Was no-one really home at any of the numbers that we and the 911 operators tried? Did the apparent lack of response represent callousness or a not unreasonable decision to let Nature take its course?
When we were a crowd, the seal bared its teeth at us several times, which it had not done when the seal and I were alone, but it never uttered a sound. Were we responsible for increasing its distress?

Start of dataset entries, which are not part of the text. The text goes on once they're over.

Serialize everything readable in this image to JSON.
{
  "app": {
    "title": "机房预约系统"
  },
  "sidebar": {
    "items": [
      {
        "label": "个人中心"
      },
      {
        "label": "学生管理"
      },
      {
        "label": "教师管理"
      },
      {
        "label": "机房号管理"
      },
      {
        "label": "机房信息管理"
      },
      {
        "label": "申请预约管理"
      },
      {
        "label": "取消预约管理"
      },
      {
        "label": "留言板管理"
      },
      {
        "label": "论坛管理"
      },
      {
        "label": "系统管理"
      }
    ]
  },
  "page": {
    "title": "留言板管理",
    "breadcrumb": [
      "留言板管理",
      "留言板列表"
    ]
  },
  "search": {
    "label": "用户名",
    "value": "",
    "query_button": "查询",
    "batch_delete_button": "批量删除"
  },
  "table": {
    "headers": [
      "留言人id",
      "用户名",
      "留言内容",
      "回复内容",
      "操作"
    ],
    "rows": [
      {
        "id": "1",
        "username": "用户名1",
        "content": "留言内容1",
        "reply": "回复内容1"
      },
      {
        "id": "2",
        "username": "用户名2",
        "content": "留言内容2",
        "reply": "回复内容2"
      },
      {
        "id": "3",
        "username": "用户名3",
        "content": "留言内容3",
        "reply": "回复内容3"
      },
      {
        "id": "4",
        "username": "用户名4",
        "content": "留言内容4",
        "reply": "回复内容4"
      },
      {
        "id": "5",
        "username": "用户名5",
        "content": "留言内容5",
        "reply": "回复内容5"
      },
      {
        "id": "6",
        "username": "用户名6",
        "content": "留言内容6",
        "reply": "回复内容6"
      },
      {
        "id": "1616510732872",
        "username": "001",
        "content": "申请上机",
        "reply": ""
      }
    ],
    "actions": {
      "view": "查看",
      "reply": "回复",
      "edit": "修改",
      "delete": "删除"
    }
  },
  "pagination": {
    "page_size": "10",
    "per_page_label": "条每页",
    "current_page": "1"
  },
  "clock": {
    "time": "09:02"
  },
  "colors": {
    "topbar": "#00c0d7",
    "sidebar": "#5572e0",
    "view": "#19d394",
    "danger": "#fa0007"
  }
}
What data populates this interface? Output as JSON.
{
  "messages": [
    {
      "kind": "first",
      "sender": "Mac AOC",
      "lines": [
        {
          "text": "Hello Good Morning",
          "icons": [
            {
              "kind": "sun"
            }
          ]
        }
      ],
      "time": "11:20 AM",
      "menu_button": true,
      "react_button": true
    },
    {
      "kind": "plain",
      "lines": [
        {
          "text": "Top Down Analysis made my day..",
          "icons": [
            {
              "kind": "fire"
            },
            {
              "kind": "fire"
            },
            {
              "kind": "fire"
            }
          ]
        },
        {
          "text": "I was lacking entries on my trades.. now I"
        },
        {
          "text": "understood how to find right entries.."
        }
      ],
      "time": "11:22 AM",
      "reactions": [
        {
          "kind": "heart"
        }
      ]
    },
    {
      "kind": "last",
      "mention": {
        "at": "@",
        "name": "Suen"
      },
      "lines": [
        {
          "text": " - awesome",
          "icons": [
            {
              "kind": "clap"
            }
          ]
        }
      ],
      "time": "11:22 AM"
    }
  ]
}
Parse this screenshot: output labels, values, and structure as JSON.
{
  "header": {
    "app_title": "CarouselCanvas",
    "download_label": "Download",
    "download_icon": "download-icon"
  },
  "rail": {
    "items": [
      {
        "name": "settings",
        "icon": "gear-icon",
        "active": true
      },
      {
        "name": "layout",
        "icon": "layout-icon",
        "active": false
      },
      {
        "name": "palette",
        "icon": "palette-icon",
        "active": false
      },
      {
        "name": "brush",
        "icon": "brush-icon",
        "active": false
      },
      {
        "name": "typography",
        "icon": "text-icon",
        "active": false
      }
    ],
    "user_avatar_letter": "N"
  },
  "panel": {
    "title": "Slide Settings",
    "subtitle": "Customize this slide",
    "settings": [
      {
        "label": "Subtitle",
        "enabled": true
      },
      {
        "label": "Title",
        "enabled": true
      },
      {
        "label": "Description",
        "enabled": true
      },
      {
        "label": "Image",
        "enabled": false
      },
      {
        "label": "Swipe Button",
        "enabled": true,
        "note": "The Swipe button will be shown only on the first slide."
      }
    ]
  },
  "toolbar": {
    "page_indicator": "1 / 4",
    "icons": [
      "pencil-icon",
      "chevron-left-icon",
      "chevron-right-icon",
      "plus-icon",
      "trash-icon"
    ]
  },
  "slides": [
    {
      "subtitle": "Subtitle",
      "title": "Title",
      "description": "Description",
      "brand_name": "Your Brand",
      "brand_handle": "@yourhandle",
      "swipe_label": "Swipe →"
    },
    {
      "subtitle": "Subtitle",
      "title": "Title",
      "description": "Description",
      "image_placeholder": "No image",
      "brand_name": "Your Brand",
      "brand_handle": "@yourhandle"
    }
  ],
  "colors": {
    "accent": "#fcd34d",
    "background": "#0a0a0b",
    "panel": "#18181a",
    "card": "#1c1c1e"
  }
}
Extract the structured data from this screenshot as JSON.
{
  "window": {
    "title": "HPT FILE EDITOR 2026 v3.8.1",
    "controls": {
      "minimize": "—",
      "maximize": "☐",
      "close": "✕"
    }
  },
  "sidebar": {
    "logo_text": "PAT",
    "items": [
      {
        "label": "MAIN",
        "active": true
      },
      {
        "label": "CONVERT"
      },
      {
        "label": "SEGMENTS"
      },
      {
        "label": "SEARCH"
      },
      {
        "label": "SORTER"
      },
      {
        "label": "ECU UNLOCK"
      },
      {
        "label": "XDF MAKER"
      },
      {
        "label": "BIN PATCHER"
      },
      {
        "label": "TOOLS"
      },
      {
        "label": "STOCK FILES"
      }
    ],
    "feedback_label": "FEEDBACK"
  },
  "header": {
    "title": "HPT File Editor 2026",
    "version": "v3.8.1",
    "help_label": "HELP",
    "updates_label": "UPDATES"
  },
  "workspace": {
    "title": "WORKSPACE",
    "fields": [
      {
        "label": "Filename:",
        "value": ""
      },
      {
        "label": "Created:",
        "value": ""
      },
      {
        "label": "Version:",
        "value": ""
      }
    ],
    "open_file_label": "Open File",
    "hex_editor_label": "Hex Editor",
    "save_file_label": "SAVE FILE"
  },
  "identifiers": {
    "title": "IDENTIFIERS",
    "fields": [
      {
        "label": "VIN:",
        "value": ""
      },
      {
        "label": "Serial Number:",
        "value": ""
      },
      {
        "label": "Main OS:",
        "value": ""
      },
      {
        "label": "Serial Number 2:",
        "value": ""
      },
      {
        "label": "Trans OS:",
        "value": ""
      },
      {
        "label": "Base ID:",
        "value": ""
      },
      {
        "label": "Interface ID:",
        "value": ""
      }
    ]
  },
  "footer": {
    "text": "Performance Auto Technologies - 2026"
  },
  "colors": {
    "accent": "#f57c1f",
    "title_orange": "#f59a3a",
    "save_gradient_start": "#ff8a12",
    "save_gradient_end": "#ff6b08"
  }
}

Day Two: The next afternoon, I encountered the seal again, not exactly in the same place as on the previous day, but instead between Greene Walk and Aeon. The seal was very still and I feared the worst. When I approached, however, it opened its eyes, then ran a flipper over its face. It was, once again, a peaceful experience more than a disturbing one. The tide was getting higher, though, with the water approaching where the seal was lying. Whether animal rescue came or not would soon be a moot point.
I went to the office of our local animal welfare expert and spoke to one of her colleagues, who assured me that not only did she know about the seal, but so also did many others, that people had been posting photos and items about the seal and, yes, no authorities seemed to be taking action, and we wondered whether that was appropriate or not.
I later found a voicemail message from the Suffolk County Police on my cell phone, saying that their Marine Bureau had checked on the seal and determined that “it was sunning itself—it’s something they do.”
Day Three: I set out for the beach again, on the afternoon of the third day, wondering what I would find. The ending of the story is as inconclusive as most of the rest of it. There was, much to my relief, no sign at all of the seal. Had the sea reclaimed it, then—and, if so, was this a happy ending?